11:00 – The place is deserted and I’m warming my hands by a fire the teenagers made who’d been here when I’d pulled in. There’s something very pleasant and woodsy about this in spite of the concrete and mellow drone of the city. The moon has risen now and it’s a bright, crisp night; a good night to be out chasing wild fish.

 

 

11:10 – I find my way through an octopus of ramps and up onto the highway along my side of the river, heading into the denser parts of the city. I cross a major tributary here and can’t help thinking about last night’s walleye feeding frenzy – the only time I’ve ever seen this. I’d been in my waders below a bridge. The water had been high, stained and full of the immature shad who’d pulsed in waves back and forth across the surface. Thousands, maybe hundreds of thousands. Then the walleye had arrived, fresh up from the river. They’d crashed the shad into the shore, leapt and rolled on the surface, exposing gold flanks in a way walleye just aren’t supposed to do. I’d taken my finest catch to date, largely by reaching out over the bank a bit and dangling the soft plastic minnow on the surface, ripping it back and forth. Six had come home with me, a combination of walleye and sauger.

11:20 – Pulled into another deserted lot. Probably not supposed to be here but I’m kind of a risk taker. My pack is on, heavy fleece hood thrown over my head, and I’ve disappeared onto the shadowy trail before anyone could have possibly seen me. It’s been a long time since I’ve been here and I’ve never fished it for walleye at night. It just seems to fit the pattern of a place that will gather fish tonight. I hear them on the surface of the pool as I drop the pack and prepare to cast. The cavernous mouth of another tunnel opens here and I hear the tributary stream spilling down below the rail road tracks. On the other side the great river rolls on, rushing down toward the Ohio, a few miles off.

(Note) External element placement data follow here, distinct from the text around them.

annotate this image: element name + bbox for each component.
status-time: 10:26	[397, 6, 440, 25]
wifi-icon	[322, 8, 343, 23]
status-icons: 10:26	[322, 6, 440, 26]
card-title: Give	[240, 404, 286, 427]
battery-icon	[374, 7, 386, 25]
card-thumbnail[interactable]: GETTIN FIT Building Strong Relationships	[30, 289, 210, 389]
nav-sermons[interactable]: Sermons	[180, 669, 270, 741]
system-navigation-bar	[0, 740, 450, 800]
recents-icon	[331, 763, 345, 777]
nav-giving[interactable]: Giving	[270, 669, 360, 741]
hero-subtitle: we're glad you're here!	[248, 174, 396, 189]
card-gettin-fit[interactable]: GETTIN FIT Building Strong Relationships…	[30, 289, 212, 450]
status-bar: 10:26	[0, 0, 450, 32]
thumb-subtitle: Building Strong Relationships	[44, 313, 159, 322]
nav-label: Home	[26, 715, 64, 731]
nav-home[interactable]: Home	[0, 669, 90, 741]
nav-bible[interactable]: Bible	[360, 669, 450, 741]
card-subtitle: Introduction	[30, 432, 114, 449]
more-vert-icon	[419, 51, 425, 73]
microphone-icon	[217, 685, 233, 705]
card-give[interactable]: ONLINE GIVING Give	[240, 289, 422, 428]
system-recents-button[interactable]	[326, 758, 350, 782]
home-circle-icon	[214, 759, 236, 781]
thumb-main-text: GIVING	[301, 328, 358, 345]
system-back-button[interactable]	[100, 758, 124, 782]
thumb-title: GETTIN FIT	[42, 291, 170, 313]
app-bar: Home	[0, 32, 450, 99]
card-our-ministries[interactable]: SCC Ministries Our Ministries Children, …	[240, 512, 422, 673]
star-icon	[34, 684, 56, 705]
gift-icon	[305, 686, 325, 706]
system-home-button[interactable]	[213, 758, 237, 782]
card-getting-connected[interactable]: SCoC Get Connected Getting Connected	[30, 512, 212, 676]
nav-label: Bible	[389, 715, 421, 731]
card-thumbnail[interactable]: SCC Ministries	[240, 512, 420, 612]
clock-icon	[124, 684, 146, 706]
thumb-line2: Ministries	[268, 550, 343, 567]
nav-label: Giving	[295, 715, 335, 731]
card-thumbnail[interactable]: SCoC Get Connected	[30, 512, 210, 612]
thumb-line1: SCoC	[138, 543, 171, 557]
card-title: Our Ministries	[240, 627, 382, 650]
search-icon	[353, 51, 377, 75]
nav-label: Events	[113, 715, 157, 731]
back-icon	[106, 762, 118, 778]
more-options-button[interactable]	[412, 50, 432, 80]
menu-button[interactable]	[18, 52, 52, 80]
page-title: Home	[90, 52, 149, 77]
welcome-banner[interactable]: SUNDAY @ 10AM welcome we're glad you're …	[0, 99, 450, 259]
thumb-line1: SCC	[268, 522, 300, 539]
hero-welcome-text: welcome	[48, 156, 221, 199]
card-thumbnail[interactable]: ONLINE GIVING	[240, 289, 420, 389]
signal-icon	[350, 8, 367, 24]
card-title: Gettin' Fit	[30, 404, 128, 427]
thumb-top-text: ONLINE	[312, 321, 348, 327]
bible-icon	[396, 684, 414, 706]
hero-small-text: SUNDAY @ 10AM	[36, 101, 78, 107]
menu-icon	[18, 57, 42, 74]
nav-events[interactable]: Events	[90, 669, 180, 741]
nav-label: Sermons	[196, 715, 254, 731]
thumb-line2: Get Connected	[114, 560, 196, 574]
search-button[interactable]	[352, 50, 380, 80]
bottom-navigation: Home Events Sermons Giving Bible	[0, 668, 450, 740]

11:30 – I slide into the edge of the water to land a first walleye – about 17 inches – another perfect eater. I’ve got one on the bank and high hopes now that I’ve found them. More splashes of feeding fish echo from inside the tunnel and out toward the river. I’m aware of schools of baitfish on the surface here too. Tap! and there’s the next one affixed to my Sassy Shad.

4:30 AM – I’m chugging along the railroad tracks, watching the stars above the Steel City and warming with each step. Walking vigorously has been necessary through the night and wintery weather has finally arrived in western Pennsylvania. The walleye aren’t complaining about the cold though. They could hardly have been more active tonight and some have had minnows falling from their mouths as I’ve landed and dispatched them. The walleye came first and later the sauger but things had quieted down over the last hour and it seemed a good time for a starry hike down to the next inlet upstream and back.

7:00 AM – There’s light in the sky and ice on my rod guides. I’m clinging to life as my eyes try to clamp shut. I’ve carried four walleye and five sauger up to the car already and released more. I’ve caught the most walleye I’ve ever caught in a night (7) and possibly the most sauger too. At around 5:00 AM I’d been jolted awake by an unusual fish that had rushed in out of the river current to seize my tiny shad. The rod had bent hard and I’d known that this was not another pound-and-a-half fish. Her white side had flashed and I’d been shocked – this was one of the walleye I’d heard inhabit the Allegheny but had never seen for myself. I’d lain on my belly, reached down to the water and tossed her up on the bank. I’d found my tape measure as she’d lain still gasping and read “26.” This was a 26 inch fish – something between 6 and 7 pounds – by far my largest.

I commanded her, “Go make more walleyes,” as I launched her back into the dark water.